Daniel Naroditsky’s Legacy
Daniel Naroditsky changed how chess is taught in the digital age. His streams weren’t performances meant to impress. They were about bringing people along on the journey, helping them see what he saw when he looked at the board. Players who never met him in person still felt they knew him because he let them into his thought process, his struggles, and his excitement when he found a beautiful move.

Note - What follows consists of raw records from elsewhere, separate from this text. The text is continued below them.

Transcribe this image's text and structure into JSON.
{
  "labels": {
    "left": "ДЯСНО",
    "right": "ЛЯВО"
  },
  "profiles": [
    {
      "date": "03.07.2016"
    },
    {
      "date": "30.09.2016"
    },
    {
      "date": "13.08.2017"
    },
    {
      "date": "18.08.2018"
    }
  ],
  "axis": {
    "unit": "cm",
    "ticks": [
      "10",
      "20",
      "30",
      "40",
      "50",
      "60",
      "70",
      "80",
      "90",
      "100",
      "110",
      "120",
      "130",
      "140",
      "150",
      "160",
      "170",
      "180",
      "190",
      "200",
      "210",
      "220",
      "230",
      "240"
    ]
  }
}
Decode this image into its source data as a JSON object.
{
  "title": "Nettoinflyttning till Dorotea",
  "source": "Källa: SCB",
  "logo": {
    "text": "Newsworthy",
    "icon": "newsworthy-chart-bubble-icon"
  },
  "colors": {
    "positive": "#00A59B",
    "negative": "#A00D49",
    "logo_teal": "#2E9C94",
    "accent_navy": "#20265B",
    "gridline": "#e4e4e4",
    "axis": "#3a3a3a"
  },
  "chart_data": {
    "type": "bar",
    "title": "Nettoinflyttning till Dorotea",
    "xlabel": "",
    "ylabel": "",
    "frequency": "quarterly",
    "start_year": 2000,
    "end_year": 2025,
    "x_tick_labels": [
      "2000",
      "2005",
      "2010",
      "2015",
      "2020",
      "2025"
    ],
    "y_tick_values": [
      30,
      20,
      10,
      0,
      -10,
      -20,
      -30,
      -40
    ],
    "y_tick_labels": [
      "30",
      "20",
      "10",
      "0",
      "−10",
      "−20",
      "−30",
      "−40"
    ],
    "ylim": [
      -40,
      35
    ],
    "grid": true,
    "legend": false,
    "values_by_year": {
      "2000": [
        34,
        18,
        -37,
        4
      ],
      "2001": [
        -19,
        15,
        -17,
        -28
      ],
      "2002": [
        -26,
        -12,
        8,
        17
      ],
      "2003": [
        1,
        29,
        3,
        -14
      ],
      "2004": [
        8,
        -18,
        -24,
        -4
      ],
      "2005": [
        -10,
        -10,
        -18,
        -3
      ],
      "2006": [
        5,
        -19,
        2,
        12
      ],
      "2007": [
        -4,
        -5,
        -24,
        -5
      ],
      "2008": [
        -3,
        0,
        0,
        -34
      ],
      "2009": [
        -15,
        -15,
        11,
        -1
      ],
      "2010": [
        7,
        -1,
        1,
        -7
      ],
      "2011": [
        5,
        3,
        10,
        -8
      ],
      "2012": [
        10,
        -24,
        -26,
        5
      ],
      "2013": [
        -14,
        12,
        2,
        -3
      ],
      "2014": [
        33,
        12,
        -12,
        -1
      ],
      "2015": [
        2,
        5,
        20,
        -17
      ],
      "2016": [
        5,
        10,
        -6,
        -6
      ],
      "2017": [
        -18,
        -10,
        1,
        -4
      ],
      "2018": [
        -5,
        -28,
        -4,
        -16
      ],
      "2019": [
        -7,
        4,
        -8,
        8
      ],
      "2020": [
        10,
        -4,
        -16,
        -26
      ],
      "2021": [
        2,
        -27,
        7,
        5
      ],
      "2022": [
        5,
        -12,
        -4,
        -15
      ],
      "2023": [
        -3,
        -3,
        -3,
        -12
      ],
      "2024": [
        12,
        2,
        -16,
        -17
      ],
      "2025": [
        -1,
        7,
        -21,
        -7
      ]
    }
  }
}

Rune Vik-Hansen, a Norwegian philosopher, wrote a tribute piece for ChessBase that captured what made Daniel different. “He did not merely instruct. He invited his audience to partake directly in his vision of the game as a reflection of order and reason itself. In Daniel Naroditsky, the modern world was offered a rare consolation, that intellect need not be cruel, that genius may yet be kind, that beauty, though often hidden beneath the veil of calculation, still yearns to disclose itself to those with eyes clear enough to see.”
Brilliance and kindness rarely exist together at this level. Naroditsky could have simply played chess at the highest levels, collected titles, and lived privately. Instead, he chose to open his world to others, breaking down barriers that made chess seem intimidating or inaccessible.
The chess world has lost players before, but Naroditsky’s death cuts deeper because of how directly he connected with so many through his teaching. His family asked people to remember him “for his passion and love for the game of chess, for the joy and inspiration he brought to us all every day.”
He was 29 years old. What he gave in his short life was immense. The chess world will miss him deeply and carry forward the lessons he taught, both on and off the board.